Here we go again: the UK garage girl gets the US R&B makeover. Following Ms Dynamite and Mis-Teeq, Lisa Maffia's gone from thrilling, mic-bustin' cameos on So Solid tracks like 'Oh No (Sentimental Things)' to this - aping Aaliyah, Brandy, Kelis, et al. The record company reasoning behind this Americanisation of our street divas - that, er, they'll sell better in America - has yet to be proved correct; not even the achingly credible Dynamite has impacted over there.
There's the whiff of sexism about the whole theory. The boys - whether it's Romeo or Harvey, or Dizzee Rascal or Fallacy - don't have to compromise or start affecting a Bronx drawl, so why do the girls? Maybe because the mythical US market is so conservative that it wouldn't be able to handle a Lisa Maffia as bold and bolshy as the one we saw in the '21 Seconds' video. So here's the new, airbrushed version, looking like a blingin' princess, sounding like she's holding back on every track.

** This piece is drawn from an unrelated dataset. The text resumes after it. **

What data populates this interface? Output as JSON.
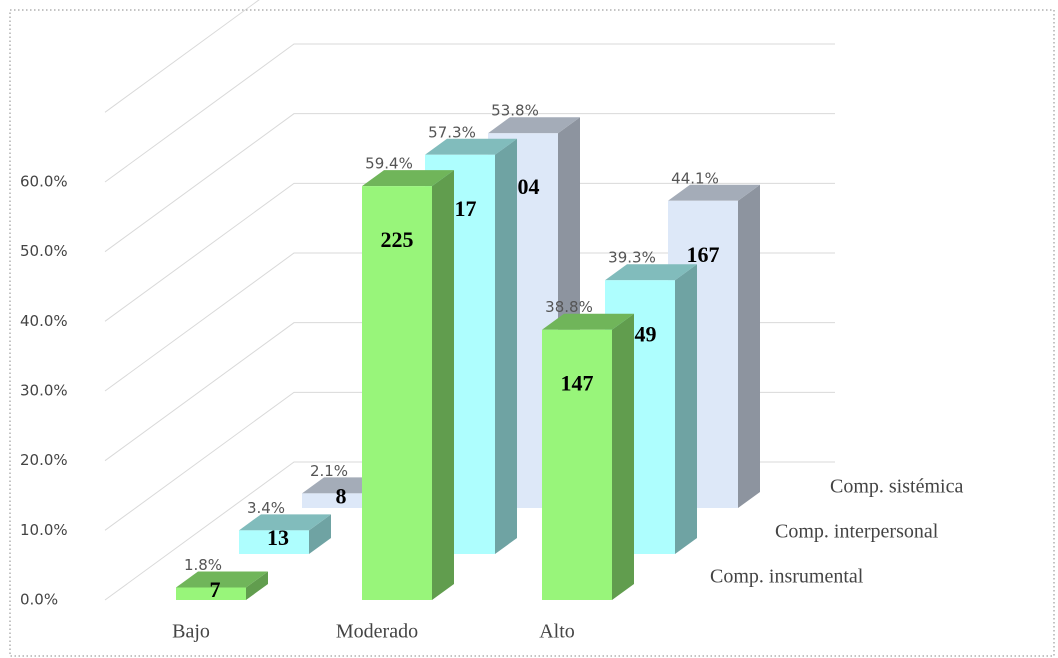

Let's face it, Lisa Maffia doesn't have a distinctive voice, but when you're crooning over something as original and in-your-face as '21 Seconds' it doesn't really matter. The problem with her debut is that there's nothing on it as out-there as So Solid's finest moments. It's a shame but, taken on its own terms - a slick R&B record - 'First Lady' is by no means a disaster. The production from the Crew's JD, Swiss and Dan Da Man is first class, especially on current single 'In Love' and the low-slung funk of 'Women Of The World'.
The sound of the album is very much in thrall to Timbaland's work for Aaliyah - 'Down' is a direct relation to 'Try Again' - and only rarely ups the pace. But tellingly, the stand-outs are the tracks that sound like the Lisa Maffia of old - that sound British, basically. Last single 'All Over' is a bold manifesto, riding on an amazing, minimalist cut-up rhythm.

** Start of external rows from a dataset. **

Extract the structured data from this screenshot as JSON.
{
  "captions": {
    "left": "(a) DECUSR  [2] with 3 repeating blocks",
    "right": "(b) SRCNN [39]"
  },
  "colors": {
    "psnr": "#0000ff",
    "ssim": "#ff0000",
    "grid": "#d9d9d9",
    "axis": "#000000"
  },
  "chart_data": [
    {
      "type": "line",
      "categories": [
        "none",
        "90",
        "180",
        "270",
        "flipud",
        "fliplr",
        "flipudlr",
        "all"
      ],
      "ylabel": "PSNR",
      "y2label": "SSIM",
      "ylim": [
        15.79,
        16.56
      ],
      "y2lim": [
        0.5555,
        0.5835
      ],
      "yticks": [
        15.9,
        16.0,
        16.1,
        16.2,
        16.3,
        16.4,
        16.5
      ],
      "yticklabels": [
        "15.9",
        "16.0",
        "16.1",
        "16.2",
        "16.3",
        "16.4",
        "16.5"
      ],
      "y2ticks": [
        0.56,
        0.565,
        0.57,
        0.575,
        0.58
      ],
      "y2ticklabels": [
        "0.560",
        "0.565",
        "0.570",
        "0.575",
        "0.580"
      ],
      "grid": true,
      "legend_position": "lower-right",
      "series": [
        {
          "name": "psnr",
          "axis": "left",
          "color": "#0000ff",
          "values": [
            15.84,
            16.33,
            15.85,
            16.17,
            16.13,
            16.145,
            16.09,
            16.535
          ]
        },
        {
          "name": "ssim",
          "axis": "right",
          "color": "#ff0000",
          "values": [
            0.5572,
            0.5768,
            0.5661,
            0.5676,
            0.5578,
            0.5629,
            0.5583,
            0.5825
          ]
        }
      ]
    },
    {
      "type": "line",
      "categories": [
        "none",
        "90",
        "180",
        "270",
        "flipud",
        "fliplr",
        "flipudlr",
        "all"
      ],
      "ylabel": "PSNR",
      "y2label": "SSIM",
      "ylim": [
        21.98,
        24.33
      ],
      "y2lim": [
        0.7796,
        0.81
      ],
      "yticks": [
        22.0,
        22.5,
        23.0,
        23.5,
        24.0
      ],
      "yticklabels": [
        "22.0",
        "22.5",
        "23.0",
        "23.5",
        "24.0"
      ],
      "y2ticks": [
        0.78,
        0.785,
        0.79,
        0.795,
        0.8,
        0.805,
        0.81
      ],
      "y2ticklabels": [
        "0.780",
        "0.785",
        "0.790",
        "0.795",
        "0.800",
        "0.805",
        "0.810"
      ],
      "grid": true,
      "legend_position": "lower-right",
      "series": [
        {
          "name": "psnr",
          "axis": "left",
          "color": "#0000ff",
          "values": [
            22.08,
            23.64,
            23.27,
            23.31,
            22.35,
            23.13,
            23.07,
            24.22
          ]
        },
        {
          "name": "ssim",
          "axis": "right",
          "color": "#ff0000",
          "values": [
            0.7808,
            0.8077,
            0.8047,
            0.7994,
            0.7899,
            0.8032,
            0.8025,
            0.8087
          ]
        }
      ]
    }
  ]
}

'So Solid Party' has Maffia spitting out soundbites over a bouncing garage beat and deadly 303 basslines, and it's like a breath of fresh air amidst the otherwise mid-tempo Yank-placating numbers. 'Night Crawler', meanwhile, is a wickedly sexy slice of pounding garage action, with the real Maffia emerging from behind the put-on transatlantic-isms. These tracks go to prove that, if only she'd dropped the act more often, she could've had a minor classic on her hands.